5.4.5 Items to Be Individually Disclosed
81. Telecom would be required to disclose individually the following costs, revenues, assets and liabilities in its financial statements:
- all material transfer payments;
- a range of significant items as specified in Annex 3;
- those items which form the basis of the financial performance measures; and
- all items that are of such a size, nature or incidence that their disclosure is necessary for understanding of the business.
82. This list is not exclusive and does not preclude further individual disclosures required under generally accepted accounting practice. The Ministry is particularly interested in feedback from industry on the level of disclosure that should be required for specific elements of the local loop.
83. Overall, these financial disclosure proposals are intended to focus scrutiny of Telecom's natural monopoly activities and make it more difficult for Telecom to hide any excessive profits or cross-subsidies to contestable activities by allocating items inappropriately amongst its business activities. The requirements are broadly similar to the Electricity (Information Disclosure) Regulations, and the amendments announced in 7 April 199810.
5.5 Valuation Methodology
84. The method used in valuing assets has substantial implications for Telecom's disclosed financial performance measures. At present there is no mandatory basis on which Telecom is required to value its assets. Telecom currently uses an historic cost approach. Such an approach means that the task of reasonably assessing profitability is not straightforward and requires more information and analysis to be brought to bear.
85. Use of the Optimised Deprival Valuation (ODV) methodology11has the potential to overcome this sort of problem. Under the Electricity (Information Disclosure) Regulations, electricity companies are required to use a mandatory ODV methodology (which is similar to forward-looking cost valuation methodologies). The Gas (Information Disclosure) Regulations - consistent with the Telecommunications (Disclosure) Regulations - do not include a mandatory valuation methodology, although in practice gas companies use some form of ODV methodology.
86. However, there are potential problems in introducing a mandatory ODV methodology for Telecom. In particular, rapid technological development means that assets, asset lives and replacement costs in a mandatory ODV methodology could quickly become out-of-date.
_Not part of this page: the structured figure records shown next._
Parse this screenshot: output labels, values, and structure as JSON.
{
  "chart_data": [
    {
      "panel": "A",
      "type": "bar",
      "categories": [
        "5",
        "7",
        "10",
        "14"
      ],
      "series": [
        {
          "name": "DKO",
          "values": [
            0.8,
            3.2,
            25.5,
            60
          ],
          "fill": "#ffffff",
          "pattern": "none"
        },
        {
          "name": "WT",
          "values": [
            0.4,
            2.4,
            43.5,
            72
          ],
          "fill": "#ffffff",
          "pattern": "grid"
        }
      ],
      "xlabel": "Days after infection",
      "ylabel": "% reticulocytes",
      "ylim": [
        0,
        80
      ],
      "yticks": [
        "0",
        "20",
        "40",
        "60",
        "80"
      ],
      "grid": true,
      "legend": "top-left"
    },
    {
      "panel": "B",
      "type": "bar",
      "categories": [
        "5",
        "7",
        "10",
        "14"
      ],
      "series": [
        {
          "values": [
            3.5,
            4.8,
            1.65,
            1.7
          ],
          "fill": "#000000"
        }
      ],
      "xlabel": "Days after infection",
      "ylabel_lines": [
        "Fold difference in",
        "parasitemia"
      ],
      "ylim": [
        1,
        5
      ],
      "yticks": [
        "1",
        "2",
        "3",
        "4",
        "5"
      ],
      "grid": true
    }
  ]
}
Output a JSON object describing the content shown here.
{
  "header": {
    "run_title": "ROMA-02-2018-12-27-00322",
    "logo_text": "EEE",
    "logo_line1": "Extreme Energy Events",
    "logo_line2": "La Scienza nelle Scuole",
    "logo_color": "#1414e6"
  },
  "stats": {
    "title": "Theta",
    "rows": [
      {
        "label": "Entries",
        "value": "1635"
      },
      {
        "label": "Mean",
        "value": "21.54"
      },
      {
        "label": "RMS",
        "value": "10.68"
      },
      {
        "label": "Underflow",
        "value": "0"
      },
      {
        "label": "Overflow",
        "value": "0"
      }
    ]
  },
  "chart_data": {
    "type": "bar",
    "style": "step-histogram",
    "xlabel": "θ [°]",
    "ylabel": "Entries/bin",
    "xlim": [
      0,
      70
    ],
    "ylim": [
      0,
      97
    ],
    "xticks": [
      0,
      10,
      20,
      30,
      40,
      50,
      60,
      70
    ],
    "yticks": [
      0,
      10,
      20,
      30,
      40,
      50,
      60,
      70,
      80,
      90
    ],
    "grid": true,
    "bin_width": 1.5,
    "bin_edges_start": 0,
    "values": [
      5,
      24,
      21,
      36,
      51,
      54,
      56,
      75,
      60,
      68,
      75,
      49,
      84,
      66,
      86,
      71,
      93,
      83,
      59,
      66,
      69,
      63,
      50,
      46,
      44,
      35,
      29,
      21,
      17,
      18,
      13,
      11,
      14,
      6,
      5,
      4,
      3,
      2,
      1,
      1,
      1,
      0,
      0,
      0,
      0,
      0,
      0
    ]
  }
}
87. Telecom's ability to ramp up its valuation in order to hide monopoly charges is constrained by the inclusion of revaluations in its financial performance measures (accounting rate of profit). These revaluations will be transparent as they result in one-off jumps in rates of return. Under financial reporting standards fixed assets must be revalued at least every three years and Telecom is required to disclose the valuation methodology used. In addition, the Commerce Commission has the power to request more detailed information on asset valuation.
88. On balance, the Ministry does not consider the introduction of a mandatory ODV methodology for Telecom would be cost-effective.
5.6 Compliance Costs
89. The Ministry recognises that the proposed financial disclosure requirements are likely to involve additional costs for Telecom. While Telecom already does considerable work in identifying the costs of the KSO, the financial separation proposal will involve significant new work and start-up costs. The proposals outlined in the document are designed to achieve robust and meaningful disclosure and not to be any more onerous than absolutely necessary. The Ministry's preliminary view is that the additional costs for Telecom are likely to be justified given the economic benefits likely to arise from increased disclosure. In particular, it will facilitate competition including by bringing more pressure to bear on Telecom's prices and profits.